南宫烨冷冷地望着昊云帝,眼底充满了阴鸷,还有不屑。他以为天下间的男人都和他一个样,嘴上说一套,心里想的却是另一套吗?他喜欢的是阑儿,自然不会接受别人,除非阑儿回来,否则他要和他缠一辈子,直到他死,或者他死,否则谁也别想安宁,或者他也可以杀了他。
“我不是你。”
“烨儿。”昊云帝一个字都说不出来,他知道南宫烨话里是什么意思,是说他滥情吗?可是他是皇帝,皇帝三宫六院是很正常的,有女人也正常,但是爱只给了那么一个女人,其他是只不过是宠幸,是为了诞下皇室的血脉,给皇室多多开枝散叶而已。不过他知道自己现在和烨儿说什么他都听不进去,但是至少有一件事他要和他说清楚。
“不管你如何恨父皇,但是别毁了皇室的形象,还有那个民间的谣言。”
若不是因为亏欠了他太多,只怕此刻他早就拿他下大牢了,哪里还由得他安然无恙地站在那里。
南宫烨一声冷笑,望着昊云帝:“父皇是老了,还是糊涂了?若是没有的事,儿臣又怎么会拿出来说呢?儿臣之所以如此做,就是提醒父皇好好查查,就会知道真相了。那宁葭毁了母妃,毁了儿臣,我绝对不会放过宁氏一门。”
昊云帝听完,想到南宫烨话里的意思,整颗心都揪了起来,心口疼得好像有人用力地捏着一般,喘不过气,用力地吸气,最后指着南宫烨道:“你是说文蓓不是朕的女儿?”
南宫烨什么都没说,但面上却又是肯定的神色,抱拳朗朗有声:“儿臣先行告退了。”
他说完头也不回地走出了宵元宫的大殿,只留下皇上在大殿内喘气,脸色红一阵白一阵的像变色龙一般,那眼珠子好似定格了,动都不会动了。元梵从殿门外走进来,唬了一大跳,扑通一声跪下来,哭着吼道:“皇上啊,皇上啊,你别吓奴才啊。”
昊云帝的一口气终于提了上来,有气无力地开口:“朕还没死呢,你吼什么!”
元梵立刻住嘴,不敢再多说一句话。这时候,上书房西北角上,贴着一个小身影,慢慢地往后退,一脸的难以置信,满脸的泪珠子,然后掉头便跑,直跑到没人的地方才哭出声来。
不,这不是真的,她文蓓竟然不是父皇的女儿,那她是谁的女儿?是谁的女儿?为什么会这样,为什么?
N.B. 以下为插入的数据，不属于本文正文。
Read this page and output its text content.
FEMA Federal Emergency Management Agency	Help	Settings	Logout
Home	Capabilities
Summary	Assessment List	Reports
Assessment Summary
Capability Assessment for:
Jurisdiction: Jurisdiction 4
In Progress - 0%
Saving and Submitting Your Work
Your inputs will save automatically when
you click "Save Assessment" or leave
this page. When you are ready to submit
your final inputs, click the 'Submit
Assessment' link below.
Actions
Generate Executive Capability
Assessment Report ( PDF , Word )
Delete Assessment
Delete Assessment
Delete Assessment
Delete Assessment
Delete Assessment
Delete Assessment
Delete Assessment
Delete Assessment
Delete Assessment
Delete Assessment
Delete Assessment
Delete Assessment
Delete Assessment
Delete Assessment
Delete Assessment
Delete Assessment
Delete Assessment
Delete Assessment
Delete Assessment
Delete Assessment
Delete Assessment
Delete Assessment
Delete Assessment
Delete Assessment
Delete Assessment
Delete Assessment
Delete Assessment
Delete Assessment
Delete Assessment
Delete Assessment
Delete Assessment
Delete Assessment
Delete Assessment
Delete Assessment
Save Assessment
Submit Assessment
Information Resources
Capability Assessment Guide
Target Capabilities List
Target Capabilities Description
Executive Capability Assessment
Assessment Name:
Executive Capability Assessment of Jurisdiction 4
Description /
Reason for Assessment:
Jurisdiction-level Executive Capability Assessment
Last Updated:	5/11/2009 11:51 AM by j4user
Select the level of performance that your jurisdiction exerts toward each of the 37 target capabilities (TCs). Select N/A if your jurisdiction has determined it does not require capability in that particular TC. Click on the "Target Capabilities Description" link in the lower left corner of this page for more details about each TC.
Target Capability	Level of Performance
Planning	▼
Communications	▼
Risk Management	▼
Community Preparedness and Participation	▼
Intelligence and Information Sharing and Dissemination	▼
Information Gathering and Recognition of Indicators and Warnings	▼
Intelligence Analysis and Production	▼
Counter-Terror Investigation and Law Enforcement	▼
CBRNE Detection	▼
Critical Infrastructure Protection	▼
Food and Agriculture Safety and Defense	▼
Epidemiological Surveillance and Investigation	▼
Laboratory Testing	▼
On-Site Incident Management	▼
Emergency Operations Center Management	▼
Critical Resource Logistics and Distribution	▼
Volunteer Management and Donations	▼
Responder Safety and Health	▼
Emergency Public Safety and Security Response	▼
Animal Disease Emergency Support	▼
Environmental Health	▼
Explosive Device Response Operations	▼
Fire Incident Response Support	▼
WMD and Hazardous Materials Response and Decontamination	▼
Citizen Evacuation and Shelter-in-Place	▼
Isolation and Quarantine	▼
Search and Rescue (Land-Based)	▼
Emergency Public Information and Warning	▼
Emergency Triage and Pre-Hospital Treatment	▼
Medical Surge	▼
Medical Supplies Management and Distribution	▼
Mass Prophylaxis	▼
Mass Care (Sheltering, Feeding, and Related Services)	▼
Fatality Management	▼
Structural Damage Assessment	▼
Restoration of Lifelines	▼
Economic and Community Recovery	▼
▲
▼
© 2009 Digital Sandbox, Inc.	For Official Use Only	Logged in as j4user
文蓓离开想到一个人来,那个人她叫他表舅,对母妃一直很好,更是很疼她。她要去问表舅,她不是父皇的女儿,那她是谁的女儿?
身后的两个宫女追到文蓓的身前,小心翼翼地开口:“公主,你怎么哭了?”
文蓓摇首,望着两个小宫女道:“我要出宫。”
“怎么出宫去?难道又要找八皇子帮忙?”
上次她打昏了两个侍女,去找八皇兄帮忙,是八皇兄送她出的宫,这次当然也行。整个皇宫里,她认为最好最干净的就是八皇兄了,别人都是脏的,恶劣的。
文蓓想着,转身便走,直奔八皇子住的梅翎殿。梅妃被关在冷宫里,八皇子南宫琛单独住在梅翎殿内,早晚去陪自个儿母妃,除了伤心母妃所受的苦外,其他也没什么变化。至于二皇兄被驱逐到封地去的事,他并不认为有什么不好,为什么非要当皇帝,皇帝不是那么好当的。
南宫琛正在宫中看书,听到有人闯进来,抬首看到是皇妹文蓓,一脸眼泪地冲了进来,吓了一跳。
“文蓓,发生什么事了?”
文蓓一看到南宫琛,不由得扑进他的怀里哭了起来:“八皇兄,如果我不是父皇的孩子,你会瞧不起我吗?”
八皇子一头雾水,这是哪跟哪啊,怎么好好地说这种大逆不道的话。当即板下脸来训斥她:“文蓓,若是此话传到父皇的耳朵里,你非被痛揍一顿不可。”
文蓓不再说话,想着七皇兄所说的话,难怪她去齐王府找他的时候,他的脸色那么难看。他说是母妃害了他的母妃和他,他要报复宁府,这可怎么办啊?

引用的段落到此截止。